O framework propõe a organização do pedido em quatro pilares centrais, oferecendo um nível elevado de contexto para a IA e, com isso, aprimorando significativamente a qualidade das respostas geradas. A ideia é evitar solicitações vagas ou diretas demais, que costumam resultar em respostas genéricas e pouco alinhadas ao real objetivo do usuário.
Na prática, o modelo parte do princípio de que quanto mais informações relevantes e bem estruturadas forem fornecidas ao chat, maior será a capacidade do GPT de entregar respostas úteis, específicas e aprofundadas. Muitos usuários, segundo a proposta, deixam de explorar todo o potencial da ferramenta justamente por não contextualizarem adequadamente seus pedidos.

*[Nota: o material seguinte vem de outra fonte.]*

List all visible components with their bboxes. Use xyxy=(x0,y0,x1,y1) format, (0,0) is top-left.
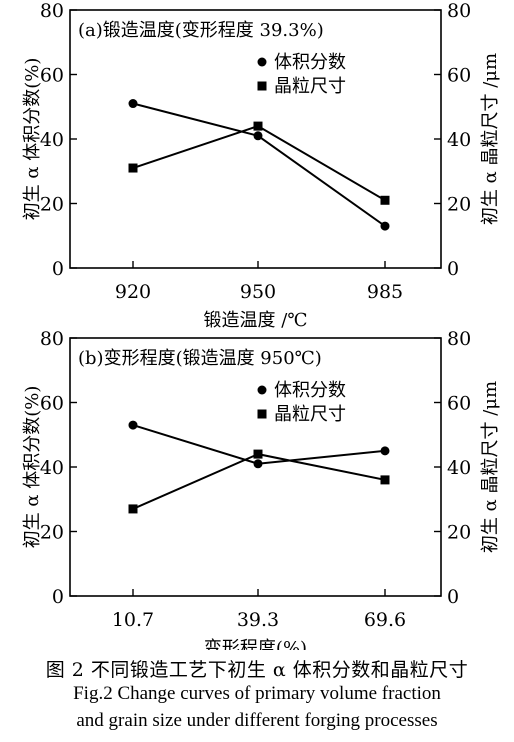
data-point-volume-fraction xyxy=(128,420,138,430)
figure-charts: 0 20 40 60 80 0 20 40 60 80 920 950 985 锻造温度 /℃ 初生 α 体… xyxy=(22,0,501,650)
y2-axis-label: 初生 α 晶粒尺寸 /μm xyxy=(480,381,501,553)
y-tick-label: 0 xyxy=(52,586,64,608)
figure-caption-english-line2: and grain size under different forging p… xyxy=(76,710,438,731)
data-point-volume-fraction xyxy=(380,221,390,231)
figure-caption-chinese: 图 2 不同锻造工艺下初生 α 体积分数和晶粒尺寸 xyxy=(45,659,469,681)
y-tick-label: 60 xyxy=(40,65,64,87)
y2-tick-label: 20 xyxy=(447,522,471,544)
y2-tick-label: 0 xyxy=(447,258,459,280)
y-tick-label: 40 xyxy=(40,129,64,151)
panel-title: (a)锻造温度(变形程度 39.3%) xyxy=(78,20,324,41)
x-tick-label: 69.6 xyxy=(364,609,406,631)
x-tick-label: 985 xyxy=(367,281,403,303)
legend-label: 体积分数 xyxy=(274,52,346,73)
x-tick-label: 39.3 xyxy=(237,609,279,631)
y-tick-label: 80 xyxy=(40,328,64,350)
legend-marker-square xyxy=(257,81,267,91)
y2-tick-label: 80 xyxy=(447,0,471,22)
chart-panel-a: 0 20 40 60 80 0 20 40 60 80 920 950 985 锻造温度 /℃ 初生 α 体… xyxy=(22,0,501,331)
legend-marker-square xyxy=(257,409,267,419)
chart-panel-b: 0 20 40 60 80 0 20 40 60 80 10.7 39.3 69.6 变形程度(%) 初生 … xyxy=(22,328,501,650)
y2-tick-label: 0 xyxy=(447,586,459,608)
y-tick-label: 20 xyxy=(40,194,64,216)
data-point-volume-fraction xyxy=(128,99,138,109)
y2-tick-label: 60 xyxy=(447,393,471,415)
legend-marker-circle xyxy=(257,385,267,395)
data-point-volume-fraction xyxy=(253,459,263,469)
data-point-grain-size xyxy=(128,504,138,514)
y2-tick-label: 80 xyxy=(447,328,471,350)
x-tick-label: 10.7 xyxy=(112,609,154,631)
y2-tick-label: 60 xyxy=(447,65,471,87)
data-point-volume-fraction xyxy=(380,446,390,456)
y2-tick-label: 20 xyxy=(447,194,471,216)
y-tick-label: 0 xyxy=(52,258,64,280)
legend-label: 体积分数 xyxy=(274,380,346,401)
y2-tick-label: 40 xyxy=(447,129,471,151)
y-tick-label: 60 xyxy=(40,393,64,415)
data-point-grain-size xyxy=(128,163,138,173)
data-point-grain-size xyxy=(253,449,263,459)
y-tick-label: 80 xyxy=(40,0,64,22)
y-axis-label: 初生 α 体积分数(%) xyxy=(22,386,43,549)
y2-axis-label: 初生 α 晶粒尺寸 /μm xyxy=(480,53,501,225)
data-point-volume-fraction xyxy=(253,131,263,141)
legend-label: 晶粒尺寸 xyxy=(274,76,346,97)
data-point-grain-size xyxy=(380,475,390,485)
data-point-grain-size xyxy=(253,121,263,131)
y-tick-label: 20 xyxy=(40,522,64,544)
figure-caption-english-line1: Fig.2 Change curves of primary volume fr… xyxy=(73,683,441,704)
legend-label: 晶粒尺寸 xyxy=(274,404,346,425)
y-tick-label: 40 xyxy=(40,457,64,479)
legend-marker-circle xyxy=(257,57,267,67)
y2-tick-label: 40 xyxy=(447,457,471,479)
panel-title: (b)变形程度(锻造温度 950℃) xyxy=(78,348,322,369)
data-point-grain-size xyxy=(380,195,390,205)
x-tick-label: 920 xyxy=(115,281,151,303)
x-axis-label: 锻造温度 /℃ xyxy=(204,310,308,331)
x-tick-label: 950 xyxy=(240,281,276,303)
y-axis-label: 初生 α 体积分数(%) xyxy=(22,58,43,221)
x-axis-label: 变形程度(%) xyxy=(204,638,307,650)
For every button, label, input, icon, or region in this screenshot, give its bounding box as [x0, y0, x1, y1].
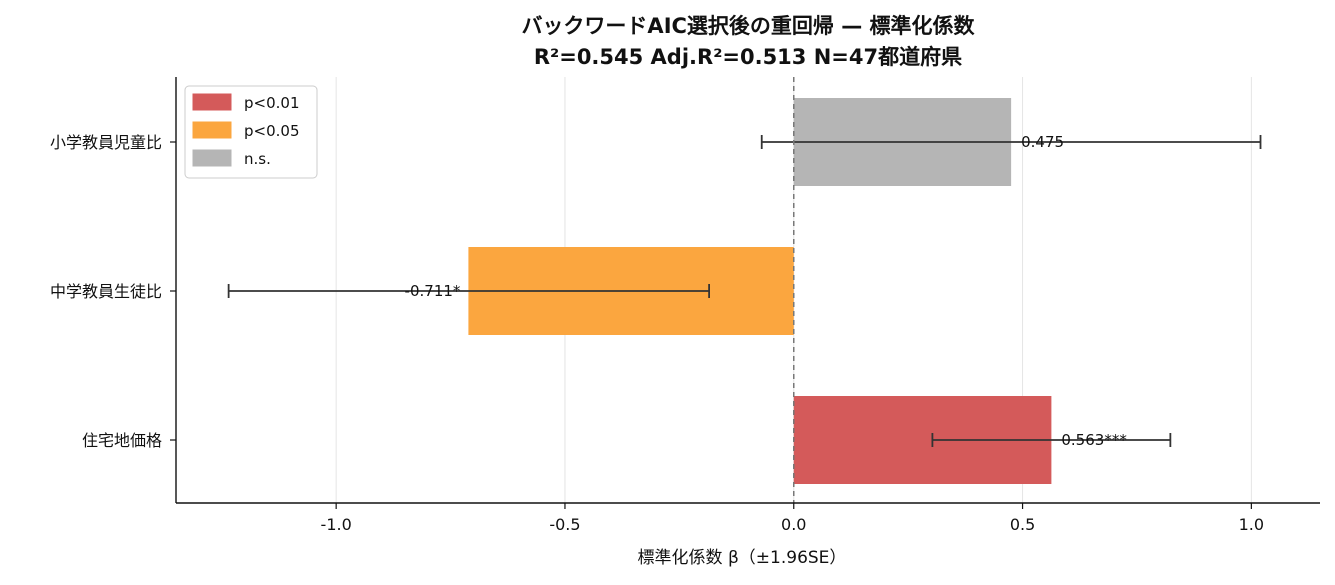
legend: p<0.01 p<0.05 n.s.	[184, 85, 318, 179]
error-bars	[227, 135, 1262, 447]
bar-value-label: -0.711*	[405, 282, 461, 300]
legend-label: p<0.05	[244, 122, 300, 140]
x-tick-label: 0.5	[1010, 515, 1035, 534]
x-ticks: -1.0 -0.5 0.0 0.5 1.0	[321, 503, 1264, 534]
legend-swatch	[192, 149, 232, 167]
legend-label: p<0.01	[244, 94, 300, 112]
legend-label: n.s.	[244, 150, 271, 168]
x-tick-label: -0.5	[549, 515, 580, 534]
legend-swatch	[192, 121, 232, 139]
y-category-label: 住宅地価格	[82, 431, 162, 450]
data-labels: 0.475 -0.711* 0.563***	[405, 133, 1128, 449]
legend-swatch	[192, 93, 232, 111]
bar-value-label: 0.563***	[1061, 431, 1127, 449]
x-tick-label: -1.0	[321, 515, 352, 534]
bar-value-label: 0.475	[1021, 133, 1064, 151]
y-category-label: 小学教員児童比	[50, 133, 162, 152]
chart-title-line1: バックワードAIC選択後の重回帰 — 標準化係数	[521, 14, 975, 38]
x-axis-label: 標準化係数 β（±1.96SE）	[638, 548, 847, 568]
y-category-label: 中学教員生徒比	[50, 282, 162, 301]
x-tick-label: 1.0	[1239, 515, 1264, 534]
x-tick-label: 0.0	[781, 515, 806, 534]
chart-title-line2: R²=0.545 Adj.R²=0.513 N=47都道府県	[534, 45, 962, 69]
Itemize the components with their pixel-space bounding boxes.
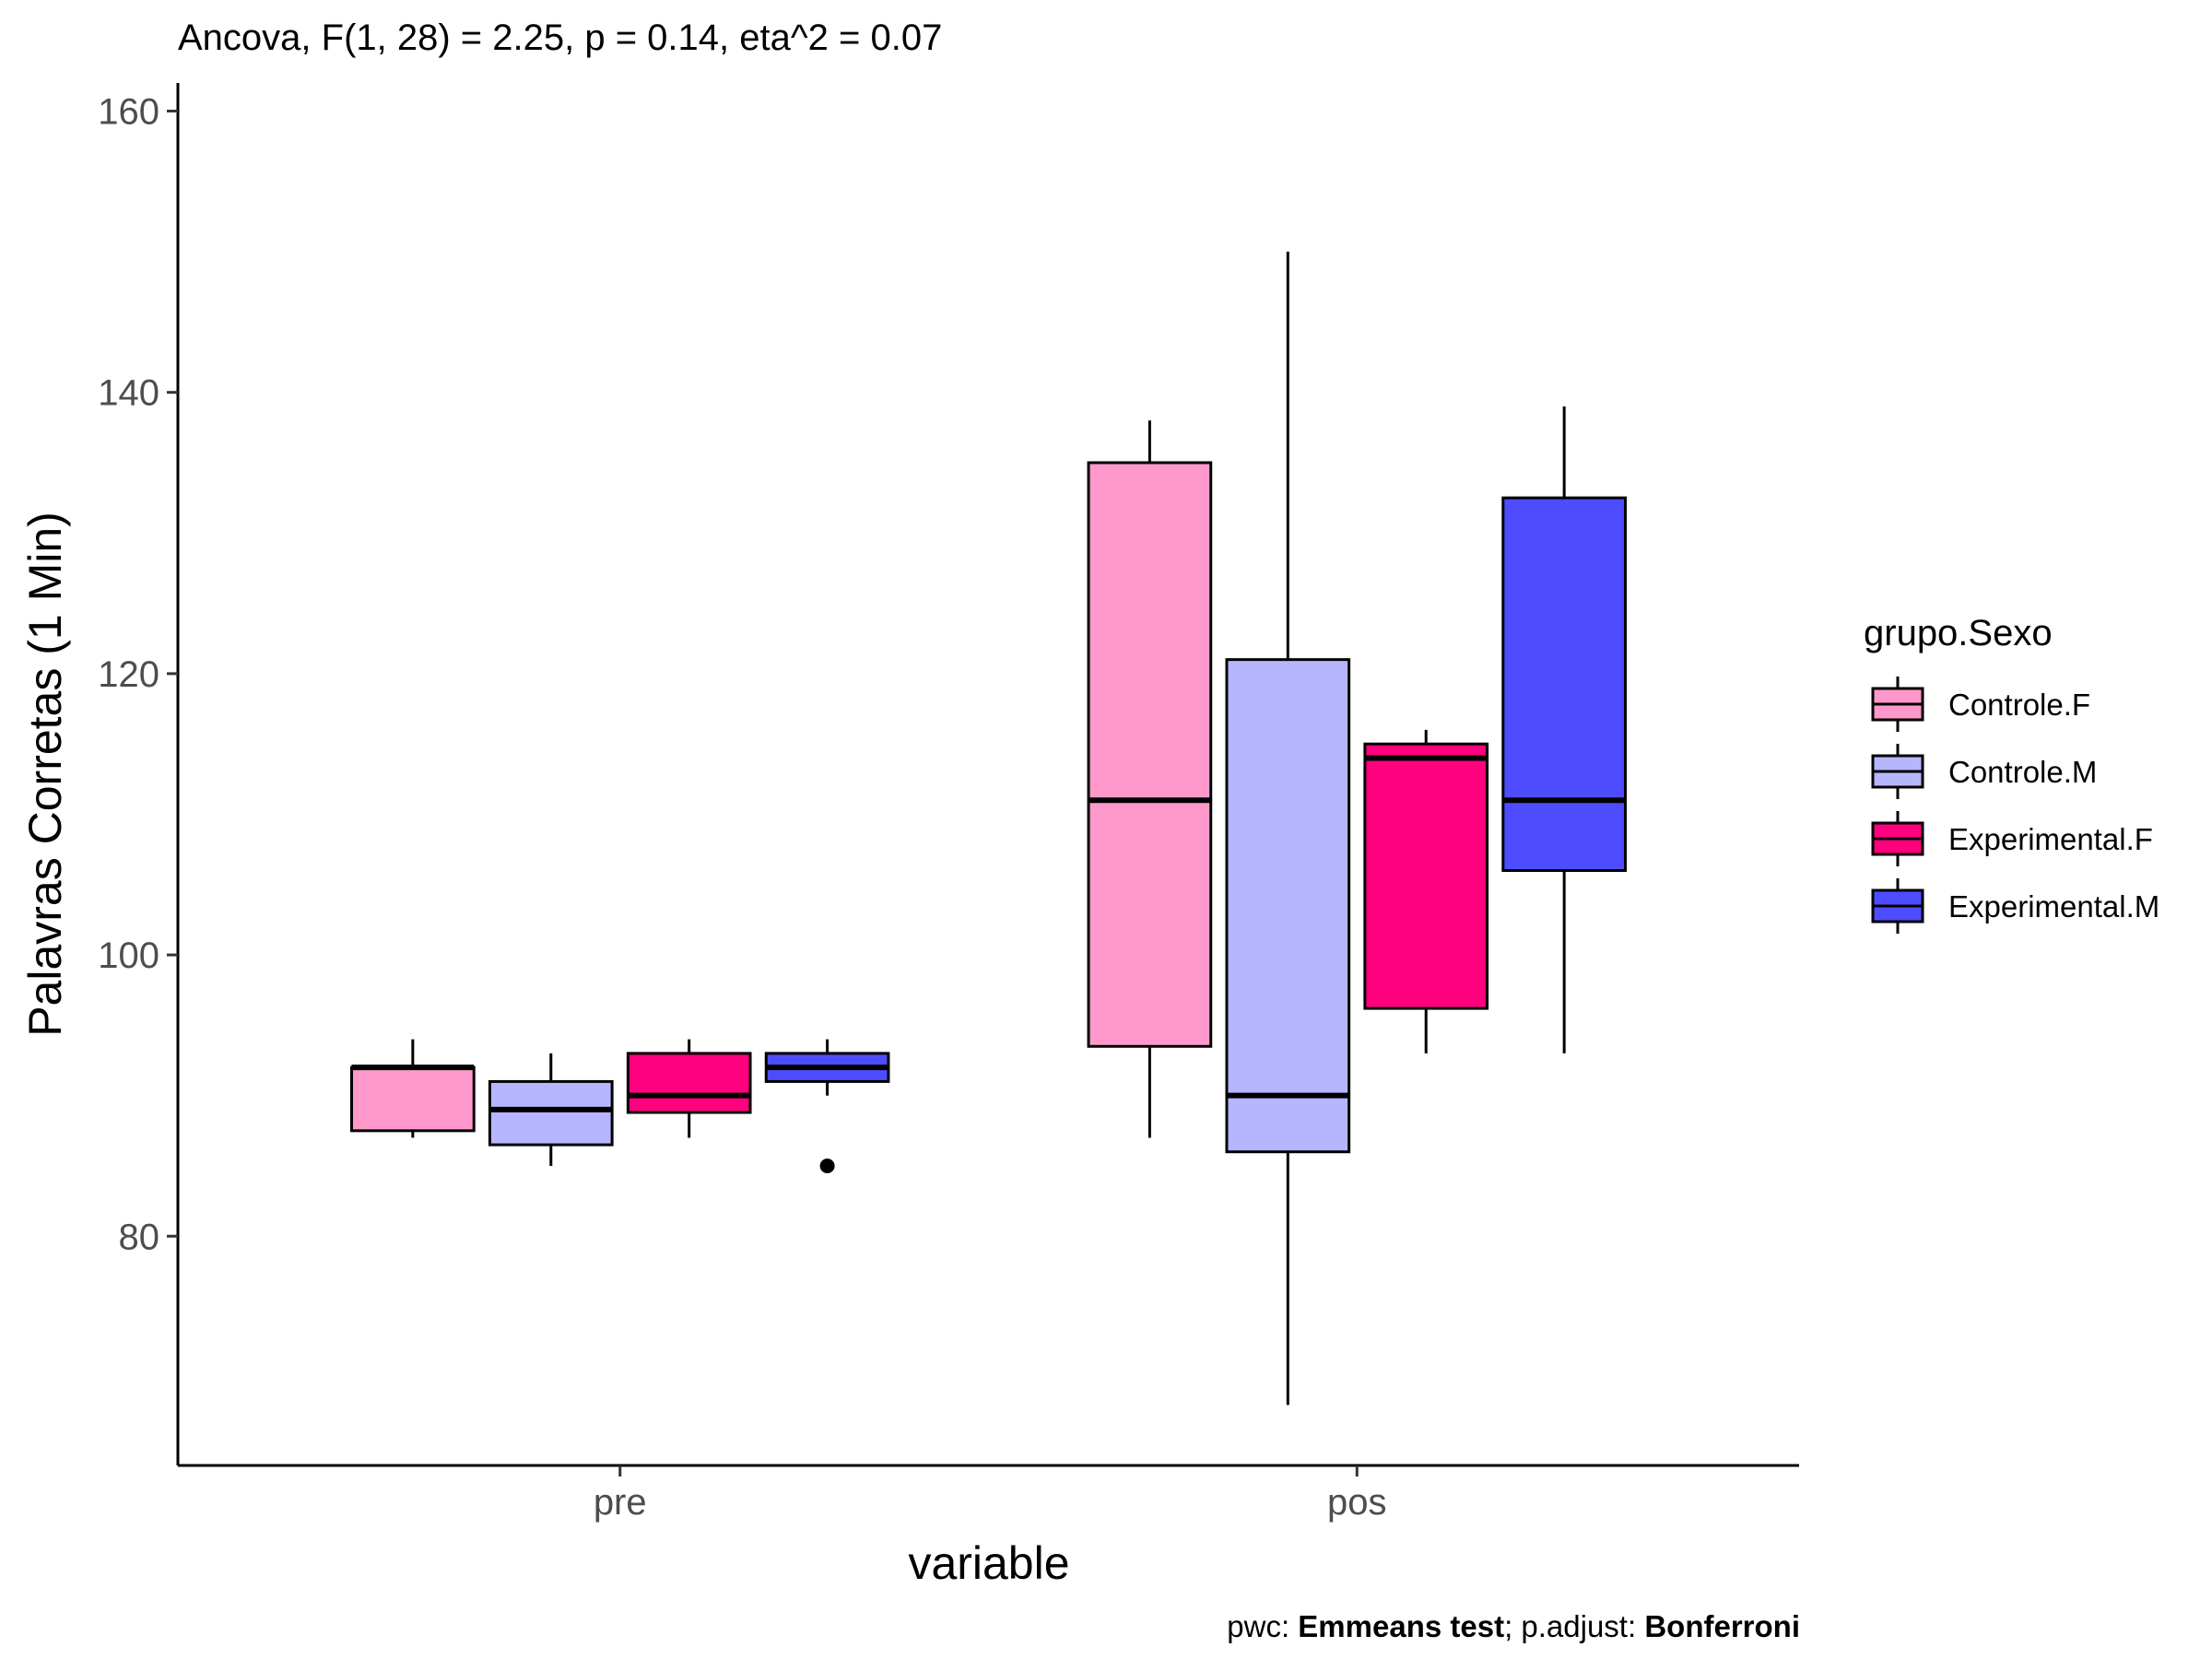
box-controle-f-pos (1087, 420, 1213, 1138)
box-controle-m-pos (1225, 252, 1351, 1406)
outlier-point (819, 1158, 835, 1173)
box-body (1087, 461, 1213, 1048)
box-controle-f-pre (350, 1039, 476, 1138)
plot-area: 80 100 120 140 160 pre pos (98, 83, 1799, 1523)
caption: pwc: Emmeans test; p.adjust: Bonferroni (1227, 1609, 1800, 1643)
box-controle-m-pre (488, 1053, 614, 1166)
box-body (1501, 496, 1627, 873)
box-body (350, 1065, 476, 1133)
x-tick-label: pre (594, 1482, 647, 1523)
box-experimental-m-pos (1501, 406, 1627, 1053)
legend-item-label: Controle.F (1948, 688, 2090, 722)
legend-title: grupo.Sexo (1864, 613, 2053, 653)
y-tick-label: 140 (98, 373, 159, 414)
legend-item-label: Experimental.M (1948, 889, 2159, 924)
legend-item-experimental-m: Experimental.M (1871, 878, 2159, 934)
caption-adjust: Bonferroni (1644, 1609, 1800, 1643)
y-tick-label: 160 (98, 92, 159, 133)
box-body (1225, 658, 1351, 1154)
legend: grupo.Sexo Controle.F Controle.M Experimen… (1864, 613, 2159, 934)
box-body (1363, 742, 1489, 1010)
box-body (626, 1052, 752, 1114)
x-axis-ticks: pre pos (594, 1465, 1387, 1523)
legend-item-experimental-f: Experimental.F (1871, 811, 2153, 866)
y-tick-label: 120 (98, 654, 159, 695)
legend-item-label: Experimental.F (1948, 822, 2153, 856)
caption-method: Emmeans test (1298, 1609, 1504, 1643)
y-axis-label: Palavras Corretas (1 Min) (19, 512, 71, 1037)
box-body (488, 1079, 614, 1147)
y-axis-ticks: 80 100 120 140 160 (98, 92, 178, 1257)
legend-items: Controle.F Controle.M Experimental.F Experi… (1871, 677, 2159, 934)
caption-middle: ; p.adjust: (1504, 1609, 1644, 1643)
caption-prefix: pwc: (1227, 1609, 1298, 1643)
box-experimental-m-pre (764, 1039, 890, 1173)
chart-title: Ancova, F(1, 28) = 2.25, p = 0.14, eta^2… (178, 18, 942, 58)
legend-item-label: Controle.M (1948, 755, 2097, 789)
box-experimental-f-pos (1363, 729, 1489, 1053)
legend-item-controle-m: Controle.M (1871, 744, 2097, 799)
y-tick-label: 100 (98, 935, 159, 976)
y-tick-label: 80 (119, 1217, 160, 1257)
x-tick-label: pos (1327, 1482, 1387, 1523)
box-experimental-f-pre (626, 1039, 752, 1138)
box-groups (350, 252, 1627, 1406)
legend-item-controle-f: Controle.F (1871, 677, 2090, 732)
x-axis-label: variable (908, 1537, 1069, 1589)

Embora o prompt tenha sido pensado originalmente para a família “o” do GPT — como os modelos o1 e o3, voltados a raciocínio mais analítico e estruturado —, a abordagem também pode ser aplicada a modelos criativos, como o GPT-4, mantendo níveis semelhantes de eficiência.
No exemplo divulgado, Hylak utiliza o framework para buscar sugestões de trilhas para fazer com a namorada na região de São Francisco, na Califórnia. A lógica, no entanto, é totalmente adaptável: o método pode ser reaproveitado para qualquer tema, local ou tipo de tarefa. O fator determinante não é o assunto, mas a clareza e a qualidade das informações inseridas no prompt.